A conquista do Selo Ouro em Transparência Pública simboliza mais do que um reconhecimento técnico. Representa a consolidação de uma gestão que decidiu abrir as portas do Legislativo para o olhar direto da população. Em municípios do interior, onde a política se constrói no contato cotidiano com o cidadão e onde as cobranças são pessoais e imediatas, tornar dados acessíveis, organizar informações e prestar contas de forma clara deixa de ser apenas obrigação legal e passa a ser estratégia de fortalecimento institucional.
Sob a condução de Tonho Crioulo, a Câmara avançou na implantação do Sistema Eletrônico Digital do Legislativo, modernizando fluxos internos, digitalizando processos e alinhando procedimentos às exigências dos órgãos de controle. A medida reduziu burocracias, trouxe mais agilidade às tramitações e ampliou o controle social sobre as atividades parlamentares. A digitalização também facilita o acompanhamento de projetos, votações e gastos públicos, aproximando o cidadão das decisões tomadas em plenário.
Mas o movimento vai além da tecnologia. O que se evidencia é a construção de um Legislativo que busca atuar sem amarras políticas e sem subordinação automática ao Executivo municipal. A postura defendida pela presidência da Casa reforça a autonomia institucional prevista na Constituição, consolidando um Parlamento municipal que fiscaliza, debate e delibera com independência, ainda que mantenha o diálogo republicano com os demais poderes.

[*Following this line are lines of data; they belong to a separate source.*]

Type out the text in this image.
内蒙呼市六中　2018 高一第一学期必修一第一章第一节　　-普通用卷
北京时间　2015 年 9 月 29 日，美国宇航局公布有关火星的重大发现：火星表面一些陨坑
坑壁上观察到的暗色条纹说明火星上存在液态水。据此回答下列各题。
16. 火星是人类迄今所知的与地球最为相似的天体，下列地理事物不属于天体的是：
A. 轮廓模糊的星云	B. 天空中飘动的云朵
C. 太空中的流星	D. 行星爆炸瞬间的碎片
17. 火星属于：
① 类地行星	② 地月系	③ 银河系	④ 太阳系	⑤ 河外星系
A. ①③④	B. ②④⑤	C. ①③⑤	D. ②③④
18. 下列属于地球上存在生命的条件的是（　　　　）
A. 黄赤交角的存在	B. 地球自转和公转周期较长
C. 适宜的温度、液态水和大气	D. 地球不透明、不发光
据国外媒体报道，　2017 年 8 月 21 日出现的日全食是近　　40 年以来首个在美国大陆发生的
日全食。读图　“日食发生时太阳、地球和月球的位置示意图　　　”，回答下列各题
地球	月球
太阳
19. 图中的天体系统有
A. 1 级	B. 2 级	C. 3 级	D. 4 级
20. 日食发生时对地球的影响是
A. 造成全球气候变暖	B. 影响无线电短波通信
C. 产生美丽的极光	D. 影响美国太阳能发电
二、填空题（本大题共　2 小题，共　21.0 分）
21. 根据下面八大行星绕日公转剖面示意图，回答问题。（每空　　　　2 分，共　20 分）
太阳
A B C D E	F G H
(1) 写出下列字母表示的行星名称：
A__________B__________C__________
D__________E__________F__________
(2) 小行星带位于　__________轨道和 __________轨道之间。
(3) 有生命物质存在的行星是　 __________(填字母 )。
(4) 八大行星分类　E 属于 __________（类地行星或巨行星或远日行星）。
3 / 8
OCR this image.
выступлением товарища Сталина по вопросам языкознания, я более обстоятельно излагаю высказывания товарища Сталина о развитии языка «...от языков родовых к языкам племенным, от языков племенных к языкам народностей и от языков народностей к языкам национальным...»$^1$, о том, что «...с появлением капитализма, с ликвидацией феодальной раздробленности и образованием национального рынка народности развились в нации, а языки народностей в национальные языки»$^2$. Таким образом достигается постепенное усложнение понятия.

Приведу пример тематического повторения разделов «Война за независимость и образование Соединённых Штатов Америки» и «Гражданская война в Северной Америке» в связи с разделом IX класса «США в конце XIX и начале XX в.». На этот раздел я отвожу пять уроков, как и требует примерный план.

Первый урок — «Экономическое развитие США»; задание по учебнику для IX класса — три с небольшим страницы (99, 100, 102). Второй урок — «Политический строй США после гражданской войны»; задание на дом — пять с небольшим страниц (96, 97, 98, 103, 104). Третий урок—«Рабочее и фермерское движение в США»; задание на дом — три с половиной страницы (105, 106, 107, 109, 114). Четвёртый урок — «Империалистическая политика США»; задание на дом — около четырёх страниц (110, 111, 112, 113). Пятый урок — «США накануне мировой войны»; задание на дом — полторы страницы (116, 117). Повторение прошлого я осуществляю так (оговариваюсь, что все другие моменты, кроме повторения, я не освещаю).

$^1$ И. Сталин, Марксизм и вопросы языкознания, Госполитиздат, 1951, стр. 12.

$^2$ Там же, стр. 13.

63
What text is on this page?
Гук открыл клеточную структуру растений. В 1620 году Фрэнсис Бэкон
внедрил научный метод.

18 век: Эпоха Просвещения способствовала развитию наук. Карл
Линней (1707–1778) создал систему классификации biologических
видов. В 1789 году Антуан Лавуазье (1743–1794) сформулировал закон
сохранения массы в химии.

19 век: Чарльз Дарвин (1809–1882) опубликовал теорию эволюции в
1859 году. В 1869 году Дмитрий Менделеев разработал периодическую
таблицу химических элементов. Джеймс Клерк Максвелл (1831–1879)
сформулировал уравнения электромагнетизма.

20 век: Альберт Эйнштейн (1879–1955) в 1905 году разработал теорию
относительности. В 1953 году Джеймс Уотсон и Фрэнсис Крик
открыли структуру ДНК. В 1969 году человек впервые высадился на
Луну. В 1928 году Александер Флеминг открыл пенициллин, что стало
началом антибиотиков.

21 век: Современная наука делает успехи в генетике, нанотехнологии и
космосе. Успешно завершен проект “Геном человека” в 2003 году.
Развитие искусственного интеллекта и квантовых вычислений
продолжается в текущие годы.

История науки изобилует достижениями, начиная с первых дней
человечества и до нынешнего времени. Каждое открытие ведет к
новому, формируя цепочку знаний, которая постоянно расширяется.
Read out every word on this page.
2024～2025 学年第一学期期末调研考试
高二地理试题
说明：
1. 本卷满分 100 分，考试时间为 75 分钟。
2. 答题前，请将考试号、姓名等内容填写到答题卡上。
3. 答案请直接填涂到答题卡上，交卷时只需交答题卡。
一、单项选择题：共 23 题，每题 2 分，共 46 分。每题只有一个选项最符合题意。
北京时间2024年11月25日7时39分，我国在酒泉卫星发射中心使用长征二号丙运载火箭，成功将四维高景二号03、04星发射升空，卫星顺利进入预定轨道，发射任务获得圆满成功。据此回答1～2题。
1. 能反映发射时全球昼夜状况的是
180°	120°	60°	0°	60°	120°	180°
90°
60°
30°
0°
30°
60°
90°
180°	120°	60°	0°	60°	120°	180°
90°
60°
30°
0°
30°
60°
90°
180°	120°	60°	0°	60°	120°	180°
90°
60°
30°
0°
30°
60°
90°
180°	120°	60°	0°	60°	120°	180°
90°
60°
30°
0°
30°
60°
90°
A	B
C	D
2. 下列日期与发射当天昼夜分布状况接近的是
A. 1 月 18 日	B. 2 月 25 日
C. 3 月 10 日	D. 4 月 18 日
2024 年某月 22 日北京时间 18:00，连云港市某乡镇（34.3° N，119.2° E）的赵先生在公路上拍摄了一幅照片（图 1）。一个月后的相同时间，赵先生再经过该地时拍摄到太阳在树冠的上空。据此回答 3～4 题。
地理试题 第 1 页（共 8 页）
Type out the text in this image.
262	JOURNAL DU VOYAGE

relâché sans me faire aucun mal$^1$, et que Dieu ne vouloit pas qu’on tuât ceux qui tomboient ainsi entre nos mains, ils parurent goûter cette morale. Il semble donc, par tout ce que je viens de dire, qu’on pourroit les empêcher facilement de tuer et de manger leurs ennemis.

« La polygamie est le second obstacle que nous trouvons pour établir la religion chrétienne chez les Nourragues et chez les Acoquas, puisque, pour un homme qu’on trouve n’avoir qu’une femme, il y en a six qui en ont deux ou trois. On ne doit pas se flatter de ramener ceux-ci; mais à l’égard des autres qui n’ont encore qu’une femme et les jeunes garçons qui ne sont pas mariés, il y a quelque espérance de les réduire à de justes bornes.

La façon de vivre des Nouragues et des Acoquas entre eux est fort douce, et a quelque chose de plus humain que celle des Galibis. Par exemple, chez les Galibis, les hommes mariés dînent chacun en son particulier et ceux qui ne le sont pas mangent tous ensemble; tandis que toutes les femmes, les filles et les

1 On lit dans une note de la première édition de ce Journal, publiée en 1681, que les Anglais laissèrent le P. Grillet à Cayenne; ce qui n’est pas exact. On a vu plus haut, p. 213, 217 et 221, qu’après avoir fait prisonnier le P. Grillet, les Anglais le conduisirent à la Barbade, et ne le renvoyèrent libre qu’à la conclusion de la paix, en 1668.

Essa independência tem impacto direto no ambiente político local. Em vez de funcionar como mera extensão administrativa do Executivo, a Câmara passa a exercer seu papel de fiscalização e proposição de políticas públicas com maior protagonismo. Nos bastidores, a avaliação é de que esse posicionamento fortalece a credibilidade do Legislativo diante da população e reposiciona o presidente da Casa como uma liderança que alia gestão técnica e articulação política.
O índice de 48,3% de aprovação não surge isolado. Ele reflete um conjunto de ações administrativas e políticas que dialogam com uma sociedade cada vez mais atenta. Em Capoeiras, onde as relações políticas são marcadas pela proximidade e pela cobrança direta nas ruas, números dessa magnitude indicam que a estratégia de investir em transparência e organização administrativa tem encontrado eco junto ao eleitorado.
Analistas locais observam que, ao transformar gestão em ativo político, Tonho Crioulo constrói uma narrativa que ultrapassa o mandato de vereador. A imagem de um presidente que moderniza, organiza e mantém a independência institucional projeta seu nome para além do espaço interno da Câmara, inserindo-o no debate sobre futuras composições majoritárias no município.
Se esse capital político será convertido em voos mais altos, dependerá das circunstâncias e das articulações que virão. No momento, porém, o cenário aponta para um Legislativo fortalecido, mais transparente e com identidade própria. Em um tempo em que a população cobra resultados concretos e postura firme dos representantes, a Câmara de Capoeiras vive uma fase em que a independência institucional deixa de ser discurso e passa a ser prática administrativa e política consolidada.